LIGHTNING STILLS LP
Track Listing
Gas Me Up
He's Not Heavy, He's My Dealer
Drunker Than Me
Rambled Out
My Mama Wants a Love Song
Spirits
Willie and the Ghost
Closed Down the Bar
Reviews
"The 8-song LP vacillates between more old-fashioned traditional country (“Gas Me Up,” “Drunker Than Me”) and something that resembles modern indie-country (“He’s Not Heavy, He’s My Dealer,” “Willie and the Ghost”). Then there’s “Spirits,” which kinda/sorta reminded me of Silver Jews, with Fort’s basso voice coming close to Berman territory. " - Lazy-I
"Lightning Stills is a venerated cast of Omaha musicians – a who’s who of local artists of varying genres, all unified in a love for pure and unadulterated Outlaw Country." - Twangville
“As Lightning Stills, they’re breaking out their best dusty twangs and lamentations for some sweet-kickin’ tracks Outlaw Country-style!” - Revenant Media
Lightning Stills
After twenty years of full-throttle drinking, Craig Fort had to straighten out. To help get through the rehab days of sobriety, he created an alter-ego, Lightning Stills, a rhinestone cowboy in the vein of Waylon and Johnny Paycheck. All their hardship tropes, Fort lived through. Once he started writing as Lightning Stills, the songs poured out: part catharsis, part what the hell was that? Heavy stuff, though not without toe-tapping sensibilities.

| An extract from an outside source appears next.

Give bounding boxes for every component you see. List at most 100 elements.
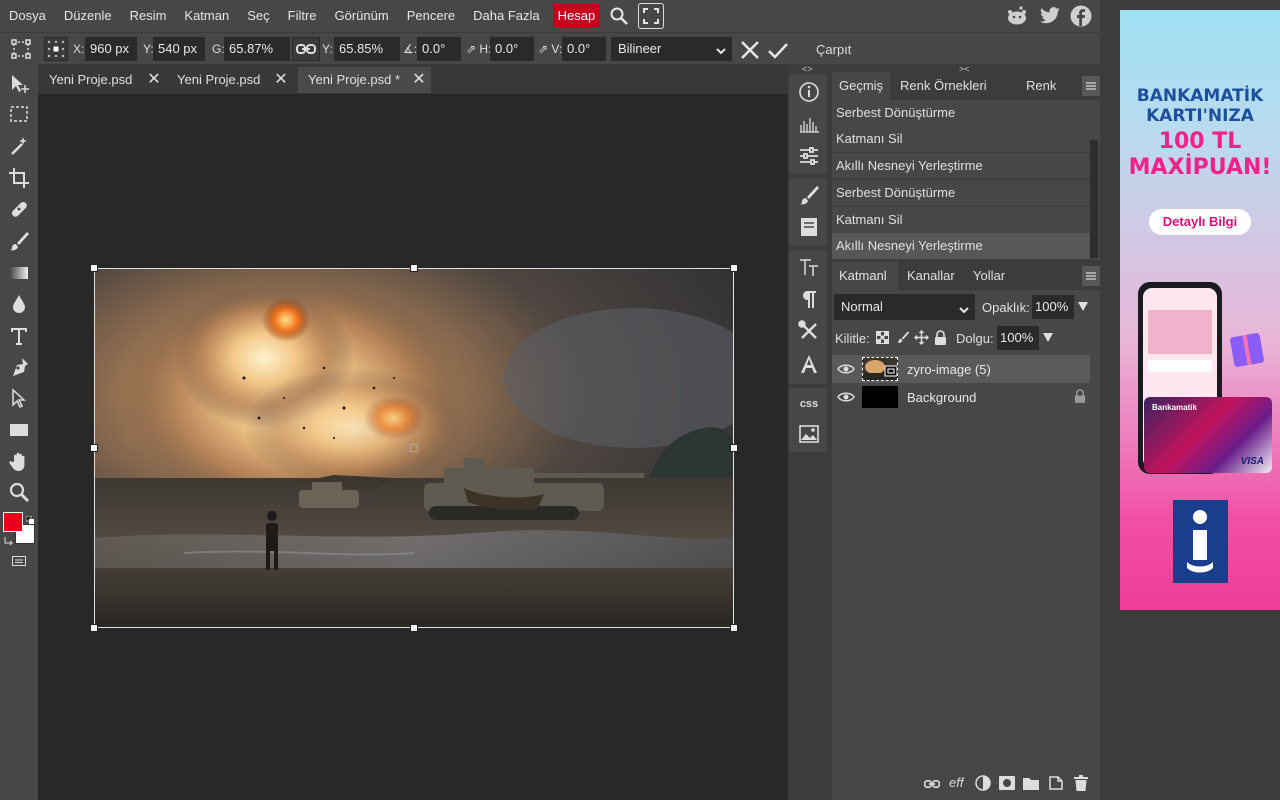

He recruited longtime bar stool neighbor, Mike Friedman, to collaborate on tracking/producing a debut EP. In the six years since, Lightning Stills has grown into a mixed bag of longtime Omaha players. A bunch of road-tested dust punks, doing whiskey-drenched tunes of fast living that, if they weren’t so hard earned, might sound cliche. - Chris Harding Thornton
Press Release
“Previously, my drug of choice was ‘more’. It didn't matter what it was. If I was drinking, I wanted to drink more. So I would find something to ‘help’ to do that,” explains the now-sober Craig Fort of Omaha-based outlaw country band Lightning Stills to AntiMusic about the inspiration of their new critically-hailed self-titled debut album (out now via Max Trax Records). Fort adds, “Then I would want to do more of the ‘help’. I basically lived at the bar that I worked at for ten years. Most nights we went pretty hard.”
Lightning Stills isn’t about the negative effects of alcohol. Instead, it's about learning how to manage through life’s moments. Americana Highways says, "The Omaha band has crafted a country record soused in late-night bar misadventures, plus more than a little day (all hours of the day) drinking. But it’s not the celebratory slop you’d hear in, say, a Lee Brice song – its stomach-churning truth about what can happen when the bottle becomes the only thing you cherish."
The album features previous singles such as, “My Mama Wants A Love Song” which "will not be a song that non-country fans can’t stand. Rather I think they’ll appreciate that this song has heart, punk ethos, and persistence that you don’t find in the doldrums of some country genre songs that many despise,” claims Scummy Water Tower. Whereas Americana Highways lauds "Gas Me Up" as “groovy, drawing and all consuming.”
Originating in 2020, Craig first formulated the band with Omaha music icon and multi-instrumentalist Mike Friedman who had been playing country for decades. Pulling into their magnetic orbit a “good-timing odd bunch” that features guitarist Tom May, bassist Dan Maxwell, and drummer Javid Thunders, Lightning Stills was born.
Excited to finally release their debut album, Fort expresses to The Reader, “I think that in the very beginning there was a little bit of heartbreak with it. I have moved beyond that and used it for more of a coping mechanism for just getting out stuff from the past and stuff that I am dealing with now and everything like that. Writing for this band seems very comfortable and easy and not forced, they just come out and come together exactly how I like them.”
Lightning Stills is Craig Fort (vocals, guitar), Mike Friedman (steel guitar, guitars, keys, vocals), Tom May (guitars), Dan Maxwell (bass), Matt Baum (drums) with Oliver Bates Craven guesting on fiddle (NOTE: Javid Thunders played drums on the album).